14.Ramdasi Kirtan:- 
     Kirtan performed by kirtankaras of Samartha Sampradaya is called Ramdasi Kirtan. Samartha Sampradaya is also Paramarthika Sampradaya- Rama, Maruti are the main deities of this Sampradaya and special emphasis is placed on worship and organization. 

Literature written by Samarth Ramdas is studied in this sect. Ramdasi Kirtan is based on this material. His subjects are Rajkarana, Dasbodh, Mana Shloka, stories from Ramayana, Shree Mana Shloka, Karunashtaka, Ramopasana, Rambhakti, Puja and making the audience aware of the situation in the society. Ramdasi Kirtan is more popular and popular in Thanjavur in Tamil Nadu. 

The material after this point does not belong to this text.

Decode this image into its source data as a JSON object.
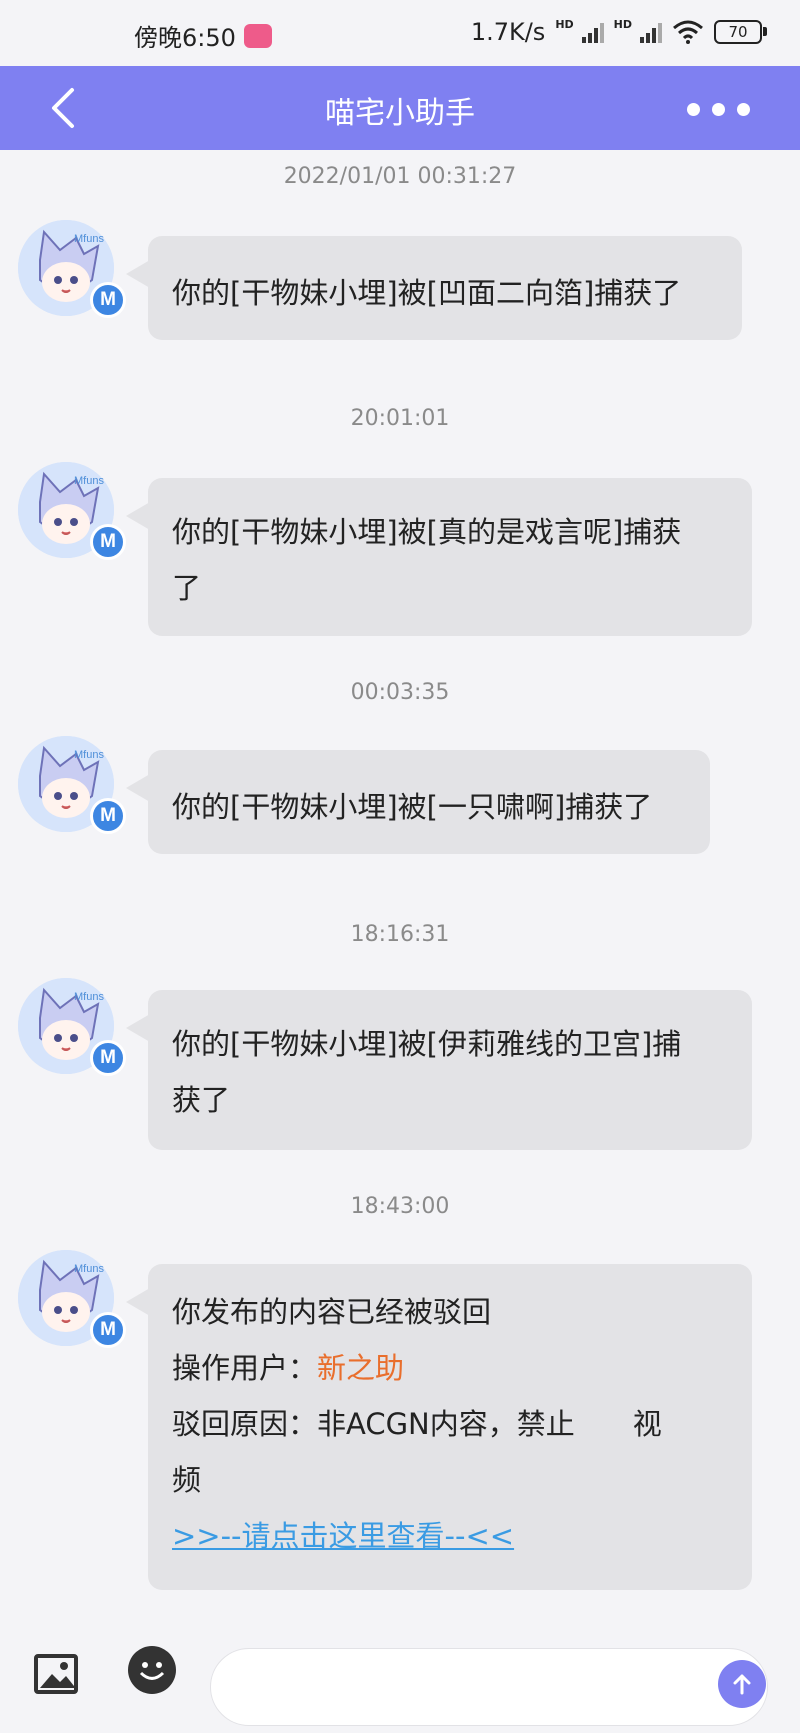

It is a matter of pride that even today this tradition is being consciously preserved by the Ramdasi Maths of the place.

15. Jugalbandi Kirtan:- 
    This is a variant of Nardiya Kirtan which has become popular in modern era. The themes are similar to those of Nardiya Kirtan, but instead of one Kirtankar, two Kirtankars stand on the dais or kirtana mat, and they tell the audience two sides of the same theme, giving different illustrations. It used to try to convince how one’s opinion is correct while destroying the other’s opinion. For this purpose question or answer questions are used. At the end of the kirtana the meaning of the subject is presented to the listeners. Being in the form of Jugalbandi, along with social awareness, the entertainment aspect is well maintained.
16. Government Kirtan:-
     Government kirtan promotes various schemes of the government. Music is the best medium to convey anything to the masses. At the time of kirtana, people from all walks of life come together and hence government kirtan is organized to popularize various schemes of the government. In this way Kirtan is a great medium for public awareness and social enlightenment. 

17. Corporate Kirtan:- Along with
     the traditional Kirtan forms, this is a very interesting form of Kirtan which has become popular in modern times. In fact government kirtan or social kirtan are also similar types of kirtan. Samarth Ramdas’ commentary on Rajkarana in his literature was also similar in nature, so it seems that this idea may have been taken from this inspiration.

 In this kirtan, the modern youth generation is taught in their own language how to overcome the difficulties and stress of working in the corporate world or the practical world, success and failure and how to find a way to overcome the situation. Attracting the modern generation to the devotional art form of kirtan is being done well by corporate kirtan. It would not be wrong to say that this is a spiritual training method for the youth generation to get them out of the difficulties. 

Culture of Maharashtra – A Guide to Vibrant Marathi Culture!